Cet interprétant est souligné dans le texte par une insistance notable :

‘There they were together, never far apart ; a pair of them, recalling to the mind an old whale attended by a little pilot-fish.’ ‘The fancifulness of the comparison made [Sterne] smile. A whale with an inseparable pilot-fish ! That’s what the old man looked like ; for it could not be said he looked like a shark, though Mr. Massy had called him that very name. But Mr. Massy did not mind what he said in his savage fits. Sterne smiled to himself – and gradually the ideas evoked by the sound, by the imagined shape of the word pilot-fish, the ideas of aid, of guidance needed and received, came uppermost in his mind : the word pilot awakened the idea of trust, of dependence, the idea of welcomed, clear-eyed help brought to the seaman groping for the land in the dark : groping blindly in fogs […]’ ‘A pilot sees better than a stranger, because his local knowledge, like a sharper vision, completes the shapes of things hurriedly glimpsed… (Conrad 1902c, p.220)’

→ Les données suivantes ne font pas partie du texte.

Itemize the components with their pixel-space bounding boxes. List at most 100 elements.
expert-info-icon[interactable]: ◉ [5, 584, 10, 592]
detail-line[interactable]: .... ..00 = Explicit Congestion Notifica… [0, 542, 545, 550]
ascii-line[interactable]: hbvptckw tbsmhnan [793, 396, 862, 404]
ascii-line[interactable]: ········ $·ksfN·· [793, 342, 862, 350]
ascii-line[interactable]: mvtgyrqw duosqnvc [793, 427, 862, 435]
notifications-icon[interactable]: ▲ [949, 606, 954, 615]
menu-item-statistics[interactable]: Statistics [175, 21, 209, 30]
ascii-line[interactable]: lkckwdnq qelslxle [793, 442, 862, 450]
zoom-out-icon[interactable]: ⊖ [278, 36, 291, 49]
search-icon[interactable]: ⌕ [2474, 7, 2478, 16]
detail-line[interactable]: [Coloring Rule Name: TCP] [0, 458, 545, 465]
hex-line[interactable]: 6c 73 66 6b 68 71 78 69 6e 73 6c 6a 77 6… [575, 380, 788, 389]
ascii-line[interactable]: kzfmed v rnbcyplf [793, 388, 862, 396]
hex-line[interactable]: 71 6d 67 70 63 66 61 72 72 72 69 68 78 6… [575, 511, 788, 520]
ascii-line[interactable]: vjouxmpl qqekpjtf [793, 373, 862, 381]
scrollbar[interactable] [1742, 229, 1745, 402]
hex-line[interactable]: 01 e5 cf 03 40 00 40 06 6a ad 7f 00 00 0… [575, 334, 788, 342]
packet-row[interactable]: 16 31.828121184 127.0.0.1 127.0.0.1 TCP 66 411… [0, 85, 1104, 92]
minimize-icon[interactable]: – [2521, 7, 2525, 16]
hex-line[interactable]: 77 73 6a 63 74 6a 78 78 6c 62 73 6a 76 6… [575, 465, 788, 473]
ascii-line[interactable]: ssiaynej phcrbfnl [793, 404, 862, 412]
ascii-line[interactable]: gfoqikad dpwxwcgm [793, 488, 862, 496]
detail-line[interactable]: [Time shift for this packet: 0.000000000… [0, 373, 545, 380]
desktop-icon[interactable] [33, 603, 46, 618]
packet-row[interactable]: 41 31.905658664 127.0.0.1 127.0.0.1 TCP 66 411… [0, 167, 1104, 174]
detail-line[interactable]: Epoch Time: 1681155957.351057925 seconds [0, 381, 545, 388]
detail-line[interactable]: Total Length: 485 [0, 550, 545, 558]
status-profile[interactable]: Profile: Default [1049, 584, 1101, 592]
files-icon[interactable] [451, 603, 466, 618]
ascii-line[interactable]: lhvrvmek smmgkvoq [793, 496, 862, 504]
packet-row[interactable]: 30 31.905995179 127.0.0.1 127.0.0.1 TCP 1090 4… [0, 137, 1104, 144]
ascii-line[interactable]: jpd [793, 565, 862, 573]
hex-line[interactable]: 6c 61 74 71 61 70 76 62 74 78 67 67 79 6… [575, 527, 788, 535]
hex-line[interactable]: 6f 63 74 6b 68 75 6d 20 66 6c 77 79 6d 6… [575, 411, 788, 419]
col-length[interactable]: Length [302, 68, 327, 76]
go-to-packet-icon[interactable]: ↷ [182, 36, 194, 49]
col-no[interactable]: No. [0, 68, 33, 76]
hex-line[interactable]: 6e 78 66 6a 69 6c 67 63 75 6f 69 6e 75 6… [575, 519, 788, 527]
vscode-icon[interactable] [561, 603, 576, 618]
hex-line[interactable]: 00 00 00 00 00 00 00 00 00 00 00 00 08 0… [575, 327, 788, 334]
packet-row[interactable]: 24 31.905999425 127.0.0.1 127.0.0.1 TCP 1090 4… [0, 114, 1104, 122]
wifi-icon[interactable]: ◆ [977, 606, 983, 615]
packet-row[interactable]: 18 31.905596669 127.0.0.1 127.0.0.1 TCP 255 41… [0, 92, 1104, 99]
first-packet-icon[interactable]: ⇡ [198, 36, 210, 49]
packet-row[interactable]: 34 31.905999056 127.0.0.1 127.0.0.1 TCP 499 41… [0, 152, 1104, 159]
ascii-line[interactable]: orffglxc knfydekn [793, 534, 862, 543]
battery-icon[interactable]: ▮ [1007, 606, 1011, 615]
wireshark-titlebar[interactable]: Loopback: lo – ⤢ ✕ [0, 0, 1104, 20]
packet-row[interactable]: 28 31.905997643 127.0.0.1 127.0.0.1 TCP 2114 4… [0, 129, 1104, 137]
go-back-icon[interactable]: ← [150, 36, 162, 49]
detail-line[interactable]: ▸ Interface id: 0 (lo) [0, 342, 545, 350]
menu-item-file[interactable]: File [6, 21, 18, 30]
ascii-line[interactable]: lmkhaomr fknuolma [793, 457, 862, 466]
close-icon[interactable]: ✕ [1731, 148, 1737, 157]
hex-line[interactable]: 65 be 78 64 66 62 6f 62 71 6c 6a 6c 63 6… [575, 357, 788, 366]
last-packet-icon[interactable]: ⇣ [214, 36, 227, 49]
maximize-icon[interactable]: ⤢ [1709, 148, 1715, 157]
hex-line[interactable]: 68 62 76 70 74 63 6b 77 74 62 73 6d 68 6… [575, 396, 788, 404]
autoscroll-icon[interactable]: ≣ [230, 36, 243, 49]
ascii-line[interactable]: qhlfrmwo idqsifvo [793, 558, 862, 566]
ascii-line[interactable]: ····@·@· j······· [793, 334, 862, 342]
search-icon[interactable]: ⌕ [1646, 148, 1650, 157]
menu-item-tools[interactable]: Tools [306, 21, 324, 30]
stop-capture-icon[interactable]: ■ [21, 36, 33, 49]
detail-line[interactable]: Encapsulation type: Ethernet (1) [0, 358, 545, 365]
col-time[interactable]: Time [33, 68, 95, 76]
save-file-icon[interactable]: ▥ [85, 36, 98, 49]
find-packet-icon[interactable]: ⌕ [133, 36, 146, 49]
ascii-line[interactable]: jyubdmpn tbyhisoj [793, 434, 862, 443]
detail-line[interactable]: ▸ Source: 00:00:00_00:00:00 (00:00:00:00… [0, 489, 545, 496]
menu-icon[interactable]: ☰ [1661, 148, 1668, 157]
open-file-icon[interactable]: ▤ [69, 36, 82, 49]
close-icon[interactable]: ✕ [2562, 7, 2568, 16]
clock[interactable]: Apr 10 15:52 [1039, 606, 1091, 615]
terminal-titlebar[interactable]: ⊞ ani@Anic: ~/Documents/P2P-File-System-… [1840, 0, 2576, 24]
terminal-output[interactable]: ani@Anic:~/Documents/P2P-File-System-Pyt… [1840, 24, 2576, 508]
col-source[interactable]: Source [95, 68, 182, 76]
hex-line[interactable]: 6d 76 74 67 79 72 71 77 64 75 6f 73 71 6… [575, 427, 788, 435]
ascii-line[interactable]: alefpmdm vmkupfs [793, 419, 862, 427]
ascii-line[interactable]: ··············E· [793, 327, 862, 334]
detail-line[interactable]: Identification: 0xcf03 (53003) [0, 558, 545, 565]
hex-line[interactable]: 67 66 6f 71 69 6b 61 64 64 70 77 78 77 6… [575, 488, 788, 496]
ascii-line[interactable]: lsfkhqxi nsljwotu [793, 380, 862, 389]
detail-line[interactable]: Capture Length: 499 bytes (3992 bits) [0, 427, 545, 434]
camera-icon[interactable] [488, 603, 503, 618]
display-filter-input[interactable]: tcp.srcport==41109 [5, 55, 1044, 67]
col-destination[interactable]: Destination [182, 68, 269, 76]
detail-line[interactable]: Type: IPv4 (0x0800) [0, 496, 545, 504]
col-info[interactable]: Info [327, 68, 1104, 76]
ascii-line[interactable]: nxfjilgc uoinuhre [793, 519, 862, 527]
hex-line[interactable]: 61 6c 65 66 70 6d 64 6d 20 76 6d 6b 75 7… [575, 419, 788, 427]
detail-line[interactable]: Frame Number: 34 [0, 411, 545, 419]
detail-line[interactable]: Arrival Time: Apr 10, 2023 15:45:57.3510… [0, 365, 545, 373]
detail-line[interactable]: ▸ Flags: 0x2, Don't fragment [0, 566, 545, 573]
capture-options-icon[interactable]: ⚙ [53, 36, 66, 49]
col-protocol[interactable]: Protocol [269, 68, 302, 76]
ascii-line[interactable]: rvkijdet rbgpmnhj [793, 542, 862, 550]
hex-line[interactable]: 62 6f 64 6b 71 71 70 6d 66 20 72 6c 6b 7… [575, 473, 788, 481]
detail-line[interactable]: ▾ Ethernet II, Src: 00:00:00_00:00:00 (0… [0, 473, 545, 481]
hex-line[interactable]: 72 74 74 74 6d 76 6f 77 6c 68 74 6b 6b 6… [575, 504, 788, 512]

Mais si l’interprétant est ainsi décomposé, analysé, disséqué, c’est qu’il est complexe et opère en deux temps.

Le signe, l’observation de ce couple étrange, conduit à un premier interprétant, qui est amené en partie par la différence de taille des deux associés, laquelle fait écho dans l’encyclopédie consciente de Sterne aux procédés du grotesque, parce qu’il s’agit pour lui d’un trait générique : « the great disparity of size in close association [generally] amused Sterne like the observation of a bizarre fact in nature. » (p.219).

Mais il est amené aussi par jeu sur les noms. L’encyclopédie marine de Sterne l’informe que le poisson-pilote, la rémora, accompagne aussi bien baleines que requins. Le nom « shark » employé par Massy convient cependant moins bien que « whale » au capitaine, non seulement à cause des clichés fabulistes sur le caractère anthropomorphe des animaux (« there were as queer fish out of the sea as any in it » (p.219)), mais aussi par simple onomastique : Whalley contient le mot « whale », pas le mot « shark » 187 .

Ainsi se construit, de façon déjà alambiquée, l’interprétant zoologique « baleine et son poisson-pilote ».

Mais à ce stade, c’est une impasse. Car l’encyclopédie d’un officier de marine ne peut ignorer que la rémora ne « pilote » aucunement les baleines et les requins, mais profite d’eux comme d’un moyen de transport vers des terrains de chasse prometteurs. Or, conclure que le Serang monte sur le dos du capitaine pour profiter des reliefs de ses repas serait une vision délirante du monde.

L’interprétant premier, zoologique, où l’onomastique n’avait joué qu’un rôle secondaire de confirmation presque inconsciente, a besoin d’un nouvel élan, où cette fois les jeux sur les mots feront tout : ce seront les sons (« the sounds »), la forme des mots (« the imagined shape of the word »), qui relanceront le processus interprétatif. Le mot « rémora » ne conduit à rien, mais l’expression « poisson-pilote » conduit à l’interprétant maritime du mot, à ce marin qui monte à bord des navires pour les guider vers l’amont des fleuves jusqu’au port, et sans qui, comme dans ‘Falk’ (Conrad 1903a), le capitaine court le risque de s’échouer sur les hauts fonds. « Pilote » conduit à ce regard, plus efficace parce que mieux informé, et de là à l’interrogation sur l’acuité visuelle de Whalley.

C’est donc par une double détente, comico-zoologique d’abord, morpho-sémantique ensuite, que l’interprétant de Sterne fonctionne. Contre-exemple nécessaire où un interprétant dédoublé conduit à une conception point trop incorrecte, non plus brouillée comme chez Massy ou à la merci d’un imprévu comme pour Whalley, mais adaptée aux faits. Or, ce contre-exemple est aussi la confirmation que pour les trois personnages principaux de ‘The End of the Tether’, ce qu’il advient de l’interprétant est décisif.

Notes
187.

Il y a loin du nom d’origine à ce nom définitif. Le nom du capitaineLouttit, qui apparaît dans le manuscrit et par lequel Conrad désigne sa nouvelle en août 1899 (« I would like to give Mr B’wood the sketch of old Captain Loutit » (Conrad 1899d, p.193)) ne permettait aucun jeu de mot. « Whalley » a probablement été choisi plus tard pour le jeu qu’il permettait sur les signifiants.